First a very basic function for making lines which form a grid:

function construct_grid(height::Int, width::Int; nblocks::Int=3)
    grid = []
    step_i = height/nblocks
    step_j = width/nblocks
    for i in 0:nblocks
        push!(grid, [(step_i * i, 1), (step_i * i, width)])
    end
    for j in 0:nblocks
        push!(grid, [(1, step_j * j), (height, step_j * j)])
    end
    grid
end

Then here is a loop for projecting those lines onto the original image:

for line in construct_grid(size(warped, 1), size(warped, 2))
    line_unwarped = map(point -> perspective_transform(invM)(point), line)
    xs = [point[2] for point in line_unwarped]
    ys = [point[1] for point in line_unwarped]
    plot!(canvas, xs, ys, label="", linewidth=2, color=:yellow)
end

Next the align_centres function. We can use the mean of the co-ordinates of the numbers above and below a point to get its $x$ value, and similarly for numbers to the left and right of it for the $y$ value:

function align_centres(centres::Matrix, guides::BitMatrix)
    centres_aligned = copy(centres)
    if size(centres) != size(guides)
         throw("$(size(centres)) != $(size(guides)), sizes of centres and guides must be the same.")
    end
    for i in 1:size(centres, 1)
        for j in 1:size(centres, 2)
            if !guides[i, j]
                # y is common to row i
                if any(guides[i, :])
                    ys = [point[1] for point in centres[i, :]] .* guides[i, :]
                    Cy = sum(ys) / count(guides[i, :])
                else
                    Cy = centres[i, j][1]
                end
                #  x is common to column j
                if any(guides[:, j])
                    xs = [point[2] for point in centres[:, j]] .* guides[:, j]
                    Cx = sum(xs) / count(guides[:, j])
                else 
                    Cx = centres[i, j][2]
                end
                centres_aligned[i, j] = (Cy, Cx)
            end
        end
    end
    centres_aligned
end

Applying these two functions makes the result look much more professional:

nytimes_20210807_read

The final step is to pass the grid into a Sudoku solver, get those numbers back, and project them on to the grid. But I’ll stop here 🙂.

Reflection

This application used several algorithms, some rather complex, to do a task that humans consider trivial. This is not to downplay the effort. The task is a complex one, and we only consider it trivial because our brains have exquisitely adapted to it.

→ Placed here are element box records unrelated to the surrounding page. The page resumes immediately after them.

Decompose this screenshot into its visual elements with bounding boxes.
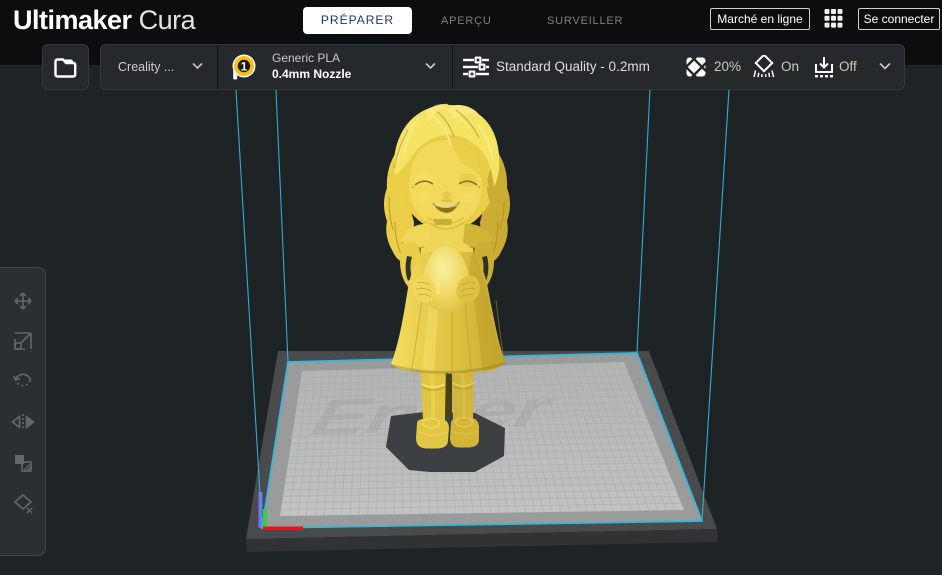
- svg-text:1: 1: [241, 60, 248, 74]
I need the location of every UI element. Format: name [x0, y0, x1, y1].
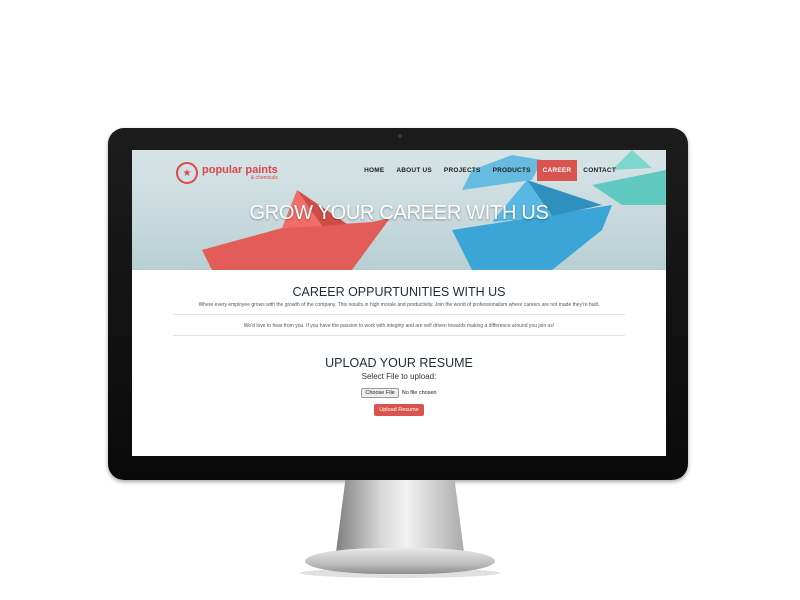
hero-title: GROW YOUR CAREER WITH US — [249, 202, 549, 224]
nav-about-us[interactable]: ABOUT US — [390, 161, 438, 180]
file-input: Choose File No file chosen — [132, 388, 666, 398]
upload-resume-button[interactable]: Upload Resume — [374, 404, 424, 416]
hero-banner: ★ popular paints & chemicals HOME ABOUT … — [132, 150, 666, 270]
divider — [173, 335, 625, 336]
site-logo[interactable]: ★ popular paints & chemicals — [176, 162, 278, 184]
rooster-icon: ★ — [176, 162, 198, 184]
logo-subname: & chemicals — [250, 175, 278, 181]
career-content: CAREER OPPURTUNITIES WITH US Where every… — [132, 270, 666, 416]
file-status: No file chosen — [401, 390, 437, 396]
nav-career[interactable]: CAREER — [536, 160, 578, 181]
upload-title: UPLOAD YOUR RESUME — [325, 356, 473, 370]
nav-contact[interactable]: CONTACT — [577, 161, 622, 180]
career-title: CAREER OPPURTUNITIES WITH US — [292, 285, 506, 299]
nav-home[interactable]: HOME — [358, 161, 390, 180]
camera-dot — [398, 134, 402, 138]
upload-label: Select File to upload: — [361, 372, 437, 381]
nav-projects[interactable]: PROJECTS — [438, 161, 487, 180]
choose-file-button[interactable]: Choose File — [361, 388, 399, 398]
monitor-base — [305, 548, 495, 574]
nav-products[interactable]: PRODUCTS — [487, 161, 537, 180]
divider — [173, 314, 625, 315]
career-description: Where every employee grows with the grow… — [198, 302, 600, 308]
monitor-screen: ★ popular paints & chemicals HOME ABOUT … — [132, 150, 666, 456]
career-note: We'd love to hear from you. If you have … — [243, 323, 555, 329]
main-nav: HOME ABOUT US PROJECTS PRODUCTS CAREER C… — [358, 160, 622, 181]
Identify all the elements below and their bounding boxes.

We’ve used several algorithms along the way. It is worth taking stock of all of them and all the parameters that are needed. Some of these parameters are fixed, whether set explicitly or implied. For example, the blurring the same in the horizontal and vertical directions so one parameter is fixed. Others are free and may require hand tuning. Here is a table with an overview of all fixed and free parameters:1

Step Algorithm Fixed parameters Free parameters
preprocess imresize 0 1
Guassian Blur 2 2
AdaptiveThreshold 1 2
detect grid find_contours 0 0
fit_rectangle 0 0
fit_quad 0 0
extract digits four_point_transform 8 0
extract_digits_from_grid 1 1
detect_in_centre 0 2
label_components 0 0
extract_component_in_square 0 0
predictor pad_image 1 1
model (LeNet5) 16 44426
threshold 0 1

For the image processing algorithms there are 9 free parameters. Some are subsets of more diverse algorithms. Others are more bespoke and are optimised specifically for one use case.

For machine learning, there are 44,426 free parameters. Compared to the hand crafted image processing algorithms, it is more general and can be repurposed (retrained) for other tasks such as recognising alphabet letters.

As with everything, one does not need to understand these algorithms in depth. But you do need sufficient knowledge of each in order to be able to integrate and fine tune them.

Conclusion

I hope you enjoyed this series and have a working Sudoku OCR reader yourself now.


  1. The 16 fixed parameters for LeNet5 are: $k_1$, $k_2$, $s$, $p$, $n_{out}$ for each convolution layer (5×2); $k_1$, $k_2$ for each max pool layer (2×2) and $n_{out}$ for the hidden dense layers (2×1). This count excludes other hyper-parameters such as training parameters, number of layers, number of choices for activation function etc.